Georges Perec, « Prière d’insérer », Espèces d’espaces, Paris, Galilée, coll. « L’espace critique », 2000 [1974]

Depuis la fin du xxe siècle, la mondialisation et les phénomènes connexes tels que le time-space compression (Harvey 1989), la transmigration et le cyberespace ont profondément marqué notre vie quotidienne et le discours social. Les mouvements d’individus, de peuples, d’idées, d’objets et de capital à travers les frontières géographiques, linguistiques et nationales ont amené les chercheurs issus de disciplines diverses à repenser l’espace dans l’ère postmoderne, hypermoderne, surmoderne ou encore postcoloniale. La formation de nouvelles réalités spatiales a suscité une prolifération de notions théoriques incluant l’hétérotopie (Foucault 1984), le space of flows (Castells 1989), les non-lieux (Augé 1992), le tiers espace (Bhabha 1994), la postmetropolis (Soja 2000) ou encore le glocal. La mobilité des populations, leur densité croissante ainsi que les constellations sociales, culturelles et économiques qui en découlent soulèvent des questionnements pour les géographes, sociologues, anthropologues, urbanistes et philosophes.
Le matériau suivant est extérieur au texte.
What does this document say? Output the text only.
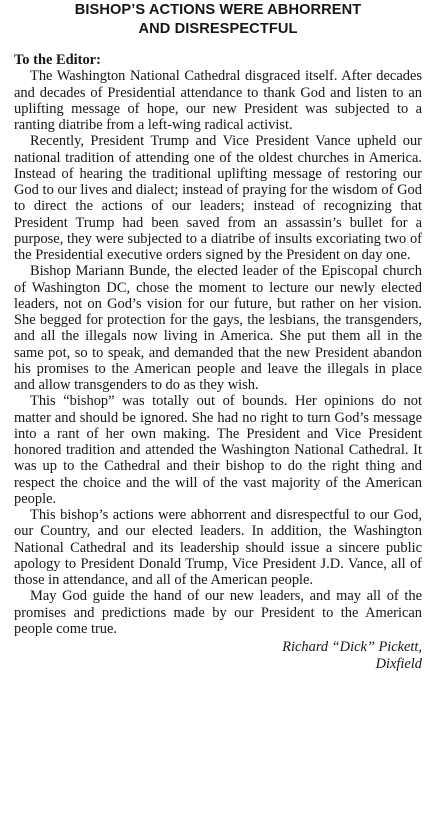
BISHOP’S ACTIONS WERE ABHORRENT
AND DISRESPECTFUL

To the Editor:

The Washington National Cathedral disgraced itself. After decades and decades of Presidential attendance to thank God and listen to an uplifting message of hope, our new President was subjected to a ranting diatribe from a left-wing radical activist.

Recently, President Trump and Vice President Vance upheld our national tradition of attending one of the oldest churches in America. Instead of hearing the traditional uplifting message of restoring our God to our lives and dialect; instead of praying for the wisdom of God to direct the actions of our leaders; instead of recognizing that President Trump had been saved from an assassin’s bullet for a purpose, they were subjected to a diatribe of insults excoriating two of the Presidential executive orders signed by the President on day one.

Bishop Mariann Bunde, the elected leader of the Episcopal church of Washington DC, chose the moment to lecture our newly elected leaders, not on God’s vision for our future, but rather on her vision. She begged for protection for the gays, the lesbians, the transgenders, and all the illegals now living in America. She put them all in the same pot, so to speak, and demanded that the new President abandon his promises to the American people and leave the illegals in place and allow transgenders to do as they wish.

This “bishop” was totally out of bounds. Her opinions do not matter and should be ignored. She had no right to turn God’s message into a rant of her own making. The President and Vice President honored tradition and attended the Washington National Cathedral. It was up to the Cathedral and their bishop to do the right thing and respect the choice and the will of the vast majority of the American people.

This bishop’s actions were abhorrent and disrespectful to our God, our Country, and our elected leaders. In addition, the Washington National Cathedral and its leadership should issue a sincere public apology to President Donald Trump, Vice President J.D. Vance, all of those in attendance, and all of the American people.

May God guide the hand of our new leaders, and may all of the promises and predictions made by our President to the American people come true.

Richard “Dick” Pickett,
Dixfield
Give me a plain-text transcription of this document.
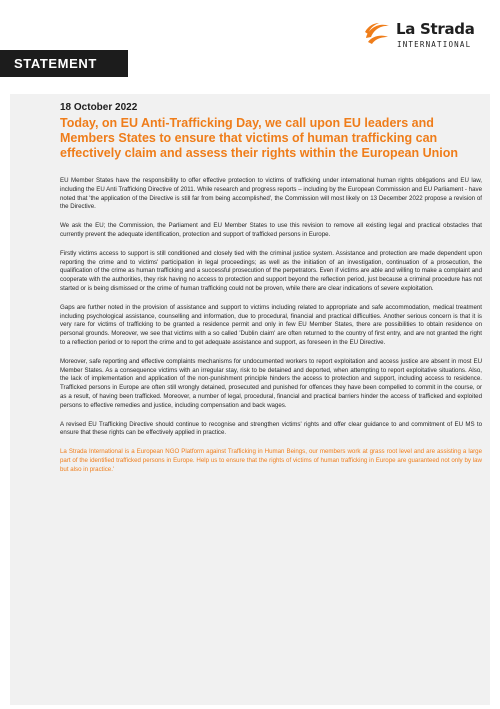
La Strada
INTERNATIONAL
STATEMENT
18 October 2022
Today, on EU Anti-Trafficking Day, we call upon EU leaders and Members States to ensure that victims of human trafficking can effectively claim and assess their rights within the European Union

EU Member States have the responsibility to offer effective protection to victims of trafficking under international human rights obligations and EU law, including the EU Anti Trafficking Directive of 2011. While research and progress reports – including by the European Commission and EU Parliament - have noted that 'the application of the Directive is still far from being accomplished', the Commission will most likely on 13 December 2022 propose a revision of the Directive.

We ask the EU; the Commission, the Parliament and EU Member States to use this revision to remove all existing legal and practical obstacles that currently prevent the adequate identification, protection and support of trafficked persons in Europe.

Firstly victims access to support is still conditioned and closely tied with the criminal justice system. Assistance and protection are made dependent upon reporting the crime and to victims' participation in legal proceedings; as well as the initiation of an investigation, continuation of a prosecution, the qualification of the crime as human trafficking and a successful prosecution of the perpetrators. Even if victims are able and willing to make a complaint and cooperate with the authorities, they risk having no access to protection and support beyond the reflection period, just because a criminal procedure has not started or is being dismissed or the crime of human trafficking could not be proven, while there are clear indications of severe exploitation.

Gaps are further noted in the provision of assistance and support to victims including related to appropriate and safe accommodation, medical treatment including psychological assistance, counselling and information, due to procedural, financial and practical difficulties. Another serious concern is that it is very rare for victims of trafficking to be granted a residence permit and only in few EU Member States, there are possibilities to obtain residence on personal grounds. Moreover, we see that victims with a so called 'Dublin claim' are often returned to the country of first entry, and are not granted the right to a reflection period or to report the crime and to get adequate assistance and support, as foreseen in the EU Directive.

Moreover, safe reporting and effective complaints mechanisms for undocumented workers to report exploitation and access justice are absent in most EU Member States. As a consequence victims with an irregular stay, risk to be detained and deported, when attempting to report exploitative situations. Also, the lack of implementation and application of the non-punishment principle hinders the access to protection and support, including access to residence. Trafficked persons in Europe are often still wrongly detained, prosecuted and punished for offences they have been compelled to commit in the course, or as a result, of having been trafficked. Moreover, a number of legal, procedural, financial and practical barriers hinder the access of trafficked and exploited persons to effective remedies and justice, including compensation and back wages.

A revised EU Trafficking Directive should continue to recognise and strengthen victims' rights and offer clear guidance to and commitment of EU MS to ensure that these rights can be effectively applied in practice.

La Strada International is a European NGO Platform against Trafficking in Human Beings, our members work at grass root level and are assisting a large part of the identified trafficked persons in Europe. Help us to ensure that the rights of victims of human trafficking in Europe are guaranteed not only by law but also in practice.'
Le présent dossier s’inscrit dans le contexte actuel de cette réorientation des sciences sociales et humaines communément appelée le spatial turn (Warf et Arias 2009 : 1) qui a également influencé les études littéraires. L’émergence récente d’approches dites « géocentrées » qui conjuguent la théorie littéraire à la géographie, la sociologie, la philosophie, l’architecture et l’écologie témoigne de l’actualité du sujet proposé. Pour les chercheurs, lire le texte et son espace implique forcément de réfléchir au fonctionnement même du texte littéraire et à son rapport au monde, car l’espace-temps empirique traverse l’oeuvre en véritable sédiment du processus poétique tout en étant reconfiguré par le verbe et l’imaginaire. Ansgar Nünning écrit à ce propos :

À partir de ses procédés narratifs, un roman organise les éléments sélectionnés et crée des mondes imaginaires dont ni les éléments spécifiques ni les relations que ceux-ci entretiennent entre eux ne produisent de simples calques d’espaces réels ou d’époques historiques. Il s’agit de modèles historiques et spatiaux qui ont été esthétiquement composés.
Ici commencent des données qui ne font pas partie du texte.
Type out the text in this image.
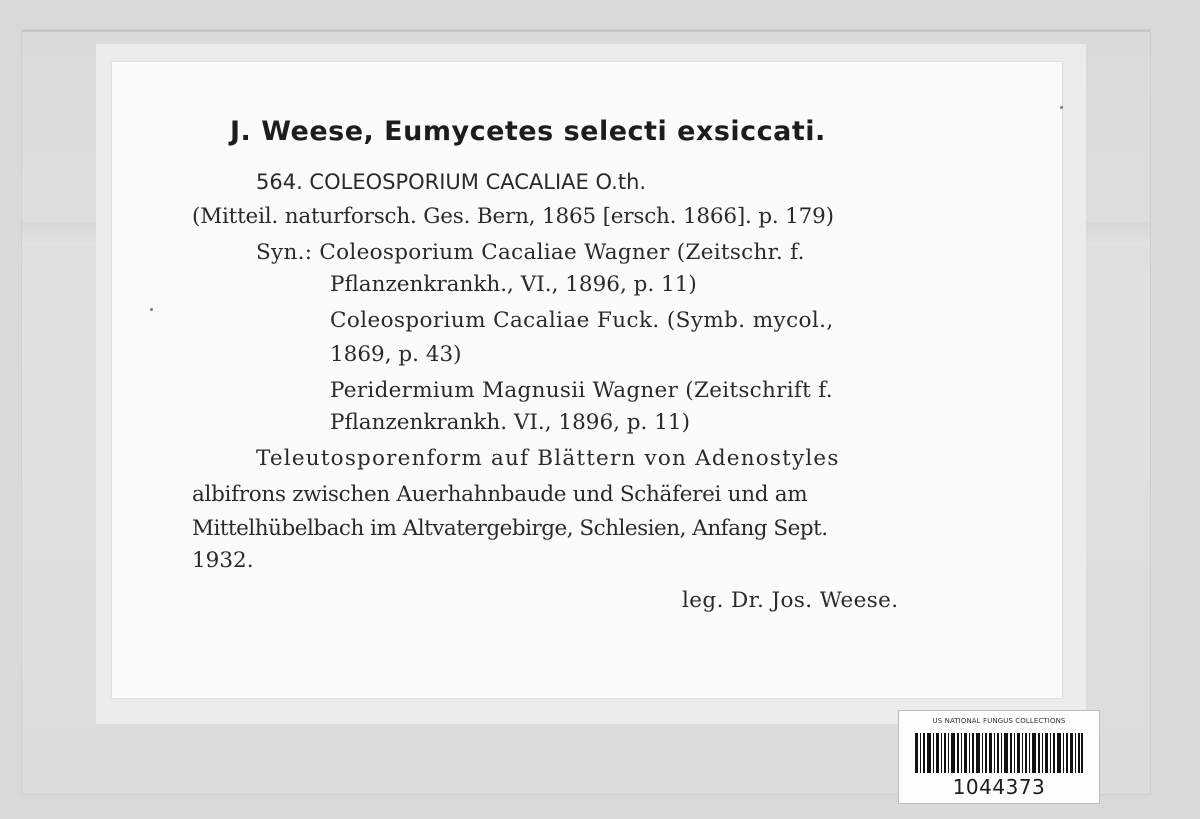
J. Weese, Eumycetes selecti exsiccati.
564. COLEOSPORIUM CACALIAE O.th.
(Mitteil. naturforsch. Ges. Bern, 1865 [ersch. 1866]. p. 179)
Syn.: Coleosporium Cacaliae Wagner (Zeitschr. f.
Pflanzenkrankh., VI., 1896, p. 11)
Coleosporium Cacaliae Fuck. (Symb. mycol.,
1869, p. 43)
Peridermium Magnusii Wagner (Zeitschrift f.
Pflanzenkrankh. VI., 1896, p. 11)
Teleutosporenform auf Blättern von Adenostyles
albifrons zwischen Auerhahnbaude und Schäferei und am
Mittelhübelbach im Altvatergebirge, Schlesien, Anfang Sept.
1932.
leg. Dr. Jos. Weese.
US NATIONAL FUNGUS COLLECTIONS
1044373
Nünning 2009 : 43 ; notre traduction

Qui plus est, la transfiguration du réel par la fiction met en avant la pertinence de la littérature pour d’autres disciplines « spatiales », c’est-à-dire ayant l’espace comme objet d’étude (la géographie, l’urbanisme, etc.). Lorsque nous étudions l’espace en termes littéraires, il ne s’agit donc pas seulement d’assimiler les théories d’autres disciplines mais aussi de montrer ce que les études littéraires leur offrent en retour (Prieto 2011 : 13).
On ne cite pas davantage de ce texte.